Amplifying security intelligence with big data

Published July 17, 2013   |   
Vijay Dheap

Leading security intelligence solutions today rely upon a set of structured and semi-structured data sources, including logs, network traffic and others, to provide the Security Operations Center with an on-going real-time view of their organization’s security posture.  The metrics employed to evaluate solutions include the scale and speed of data that can be processed in real-time, pruning the large set of raw data to a limited set of significant security incidents requiring the attention of the organization.

While security intelligence solutions do enable security analysts to explore the data and identify emerging threats or pinpoint new risk exposures, the focus is on employing an existing portfolio of threat and risk identifiers to enable real-time analysis for detection.  While this approach is effective for monitoring and maintaining the cyber defenses of an organization as well as improving the response time to handle incidents, a new set of challenges are surfacing which requires security intelligence to be amplified with big data analytics.

Proactively Mitigating Risk and Identifying Threats

As the organizational perimeter blurs due to rapid market adoption of cloud and mobile technologies as well as consumer engagement in social networks, an organization cannot solely focus on defense. Rather the organization has to be more proactive in mitigating risk and identifying threats.

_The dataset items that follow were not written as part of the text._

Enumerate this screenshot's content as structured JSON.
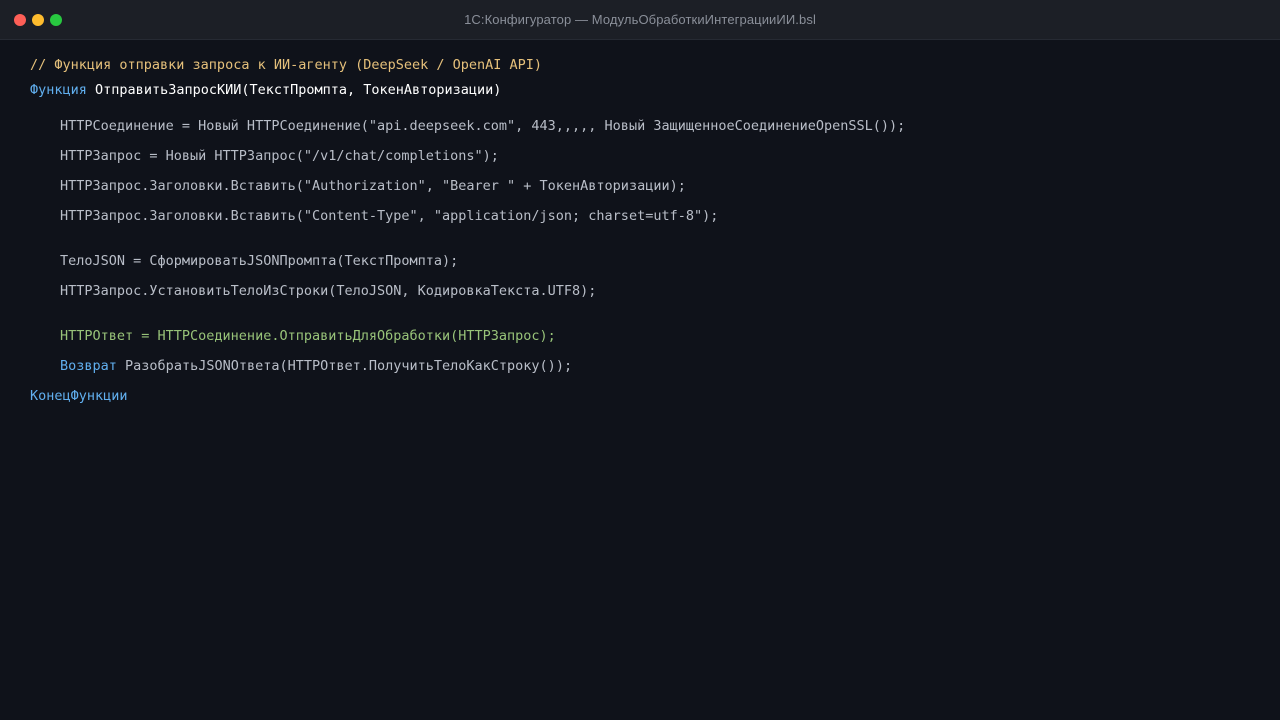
{
  "window": {
    "title": "1С:Конфигуратор — МодульОбработкиИнтеграцииИИ.bsl"
  },
  "colors": {
    "background": "#0f121a",
    "titlebar": "#1c1f26",
    "comment": "#e5c07b",
    "keyword": "#61afef",
    "function_name": "#ffffff",
    "code": "#b9bec8",
    "highlight": "#98c379",
    "close": "#fe5f57",
    "minimize": "#febc2e",
    "zoom": "#28c840"
  },
  "code": {
    "comment": "// Функция отправки запроса к ИИ-агенту (DeepSeek / OpenAI API)",
    "decl_keyword": "Функция",
    "decl_signature": "ОтправитьЗапросКИИ(ТекстПромпта, ТокенАвторизации)",
    "line_connection": "HTTPСоединение = Новый HTTPСоединение(\"api.deepseek.com\", 443,,,,, Новый ЗащищенноеСоединениеOpenSSL());",
    "line_request": "HTTPЗапрос = Новый HTTPЗапрос(\"/v1/chat/completions\");",
    "line_header_auth": "HTTPЗапрос.Заголовки.Вставить(\"Authorization\", \"Bearer \" + ТокенАвторизации);",
    "line_header_content": "HTTPЗапрос.Заголовки.Вставить(\"Content-Type\", \"application/json; charset=utf-8\");",
    "line_body_json": "ТелоJSON = СформироватьJSONПромпта(ТекстПромпта);",
    "line_set_body": "HTTPЗапрос.УстановитьТелоИзСтроки(ТелоJSON, КодировкаТекста.UTF8);",
    "line_response": "HTTPОтвет = HTTPСоединение.ОтправитьДляОбработки(HTTPЗапрос);",
    "return_keyword": "Возврат",
    "return_expr": "РазобратьJSONОтвета(HTTPОтвет.ПолучитьТелоКакСтроку());",
    "end_keyword": "КонецФункции"
  }
}
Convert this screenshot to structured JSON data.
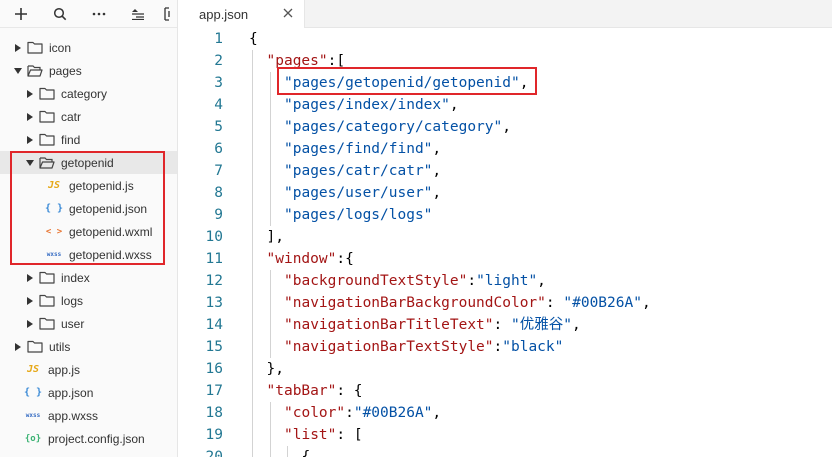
{
  "toolbar": {
    "buttons": [
      {
        "name": "add-icon"
      },
      {
        "name": "search-icon"
      },
      {
        "name": "more-icon"
      },
      {
        "name": "collapse-all-icon"
      },
      {
        "name": "split-icon"
      }
    ]
  },
  "tree": [
    {
      "label": "icon",
      "type": "folder",
      "depth": 0,
      "expanded": false
    },
    {
      "label": "pages",
      "type": "folder",
      "depth": 0,
      "expanded": true
    },
    {
      "label": "category",
      "type": "folder",
      "depth": 1,
      "expanded": false
    },
    {
      "label": "catr",
      "type": "folder",
      "depth": 1,
      "expanded": false
    },
    {
      "label": "find",
      "type": "folder",
      "depth": 1,
      "expanded": false
    },
    {
      "label": "getopenid",
      "type": "folder",
      "depth": 1,
      "expanded": true,
      "selected": true
    },
    {
      "label": "getopenid.js",
      "type": "js",
      "depth": 2
    },
    {
      "label": "getopenid.json",
      "type": "json",
      "depth": 2
    },
    {
      "label": "getopenid.wxml",
      "type": "wxml",
      "depth": 2
    },
    {
      "label": "getopenid.wxss",
      "type": "wxss",
      "depth": 2
    },
    {
      "label": "index",
      "type": "folder",
      "depth": 1,
      "expanded": false
    },
    {
      "label": "logs",
      "type": "folder",
      "depth": 1,
      "expanded": false
    },
    {
      "label": "user",
      "type": "folder",
      "depth": 1,
      "expanded": false
    },
    {
      "label": "utils",
      "type": "folder",
      "depth": 0,
      "expanded": false
    },
    {
      "label": "app.js",
      "type": "js",
      "depth": 0
    },
    {
      "label": "app.json",
      "type": "json",
      "depth": 0
    },
    {
      "label": "app.wxss",
      "type": "wxss",
      "depth": 0
    },
    {
      "label": "project.config.json",
      "type": "config",
      "depth": 0
    }
  ],
  "file_icons": {
    "js": "JS",
    "json": "{ }",
    "wxml": "< >",
    "wxss": "wxss",
    "config": "{o}"
  },
  "editor": {
    "tab_label": "app.json",
    "lines": [
      {
        "n": "1",
        "indent": 0,
        "tokens": [
          [
            "punc",
            "{"
          ]
        ]
      },
      {
        "n": "2",
        "indent": 1,
        "tokens": [
          [
            "key",
            "\"pages\""
          ],
          [
            "punc",
            ":["
          ]
        ]
      },
      {
        "n": "3",
        "indent": 2,
        "tokens": [
          [
            "str",
            "\"pages/getopenid/getopenid\""
          ],
          [
            "punc",
            ","
          ]
        ]
      },
      {
        "n": "4",
        "indent": 2,
        "tokens": [
          [
            "str",
            "\"pages/index/index\""
          ],
          [
            "punc",
            ","
          ]
        ]
      },
      {
        "n": "5",
        "indent": 2,
        "tokens": [
          [
            "str",
            "\"pages/category/category\""
          ],
          [
            "punc",
            ","
          ]
        ]
      },
      {
        "n": "6",
        "indent": 2,
        "tokens": [
          [
            "str",
            "\"pages/find/find\""
          ],
          [
            "punc",
            ","
          ]
        ]
      },
      {
        "n": "7",
        "indent": 2,
        "tokens": [
          [
            "str",
            "\"pages/catr/catr\""
          ],
          [
            "punc",
            ","
          ]
        ]
      },
      {
        "n": "8",
        "indent": 2,
        "tokens": [
          [
            "str",
            "\"pages/user/user\""
          ],
          [
            "punc",
            ","
          ]
        ]
      },
      {
        "n": "9",
        "indent": 2,
        "tokens": [
          [
            "str",
            "\"pages/logs/logs\""
          ]
        ]
      },
      {
        "n": "10",
        "indent": 1,
        "tokens": [
          [
            "punc",
            "],"
          ]
        ]
      },
      {
        "n": "11",
        "indent": 1,
        "tokens": [
          [
            "key",
            "\"window\""
          ],
          [
            "punc",
            ":{"
          ]
        ]
      },
      {
        "n": "12",
        "indent": 2,
        "tokens": [
          [
            "key",
            "\"backgroundTextStyle\""
          ],
          [
            "punc",
            ":"
          ],
          [
            "str",
            "\"light\""
          ],
          [
            "punc",
            ","
          ]
        ]
      },
      {
        "n": "13",
        "indent": 2,
        "tokens": [
          [
            "key",
            "\"navigationBarBackgroundColor\""
          ],
          [
            "punc",
            ": "
          ],
          [
            "str",
            "\"#00B26A\""
          ],
          [
            "punc",
            ","
          ]
        ]
      },
      {
        "n": "14",
        "indent": 2,
        "tokens": [
          [
            "key",
            "\"navigationBarTitleText\""
          ],
          [
            "punc",
            ": "
          ],
          [
            "str",
            "\"优雅谷\""
          ],
          [
            "punc",
            ","
          ]
        ]
      },
      {
        "n": "15",
        "indent": 2,
        "tokens": [
          [
            "key",
            "\"navigationBarTextStyle\""
          ],
          [
            "punc",
            ":"
          ],
          [
            "str",
            "\"black\""
          ]
        ]
      },
      {
        "n": "16",
        "indent": 1,
        "tokens": [
          [
            "punc",
            "},"
          ]
        ]
      },
      {
        "n": "17",
        "indent": 1,
        "tokens": [
          [
            "key",
            "\"tabBar\""
          ],
          [
            "punc",
            ": {"
          ]
        ]
      },
      {
        "n": "18",
        "indent": 2,
        "tokens": [
          [
            "key",
            "\"color\""
          ],
          [
            "punc",
            ":"
          ],
          [
            "str",
            "\"#00B26A\""
          ],
          [
            "punc",
            ","
          ]
        ]
      },
      {
        "n": "19",
        "indent": 2,
        "tokens": [
          [
            "key",
            "\"list\""
          ],
          [
            "punc",
            ": ["
          ]
        ]
      },
      {
        "n": "20",
        "indent": 3,
        "tokens": [
          [
            "punc",
            "{"
          ]
        ]
      }
    ]
  },
  "colors": {
    "highlight_border": "#e0262a",
    "line_number": "#237893",
    "json_key": "#a31515",
    "json_string": "#0451a5"
  }
}
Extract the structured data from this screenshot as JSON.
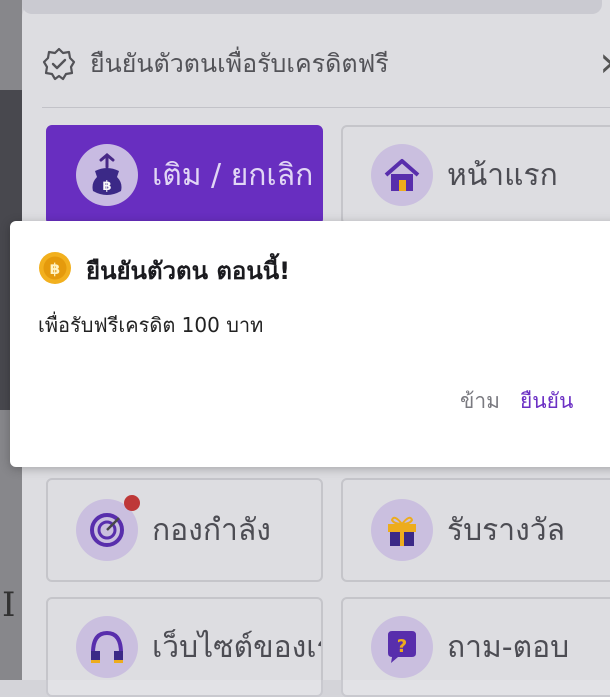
{
  "verify_banner": {
    "label": "ยืนยันตัวตนเพื่อรับเครดิตฟรี",
    "icon": "verified-badge-icon"
  },
  "menu": {
    "items": [
      {
        "label": "เติม / ยกเลิก",
        "icon": "money-bag-icon"
      },
      {
        "label": "หน้าแรก",
        "icon": "home-icon"
      },
      {
        "label": "กองกำลัง",
        "icon": "target-icon"
      },
      {
        "label": "รับรางวัล",
        "icon": "gift-icon"
      },
      {
        "label": "เว็บไซต์ของเรา",
        "icon": "headphones-icon"
      },
      {
        "label": "ถาม-ตอบ",
        "icon": "question-icon"
      }
    ]
  },
  "dialog": {
    "title": "ยืนยันตัวตน ตอนนี้!",
    "message": "เพื่อรับฟรีเครดิต 100 บาท",
    "skip_label": "ข้าม",
    "confirm_label": "ยืนยัน"
  },
  "colors": {
    "accent": "#6b2fc4",
    "coin": "#f2b01e",
    "badge_dot": "#c23a3a"
  }
}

Attackers are also employing more sophisticated targeted attack techniques such as social engineering, and spear-phishing.  The attack methodologies are also adapting to current defensive approaches – attempting to either hide malicious activities among large amounts of innocuous activity or disguise the intent by appearing to be innocuous activity.  Even current tumultuous economic and social conditions are further motivating new types of malicious behaviors.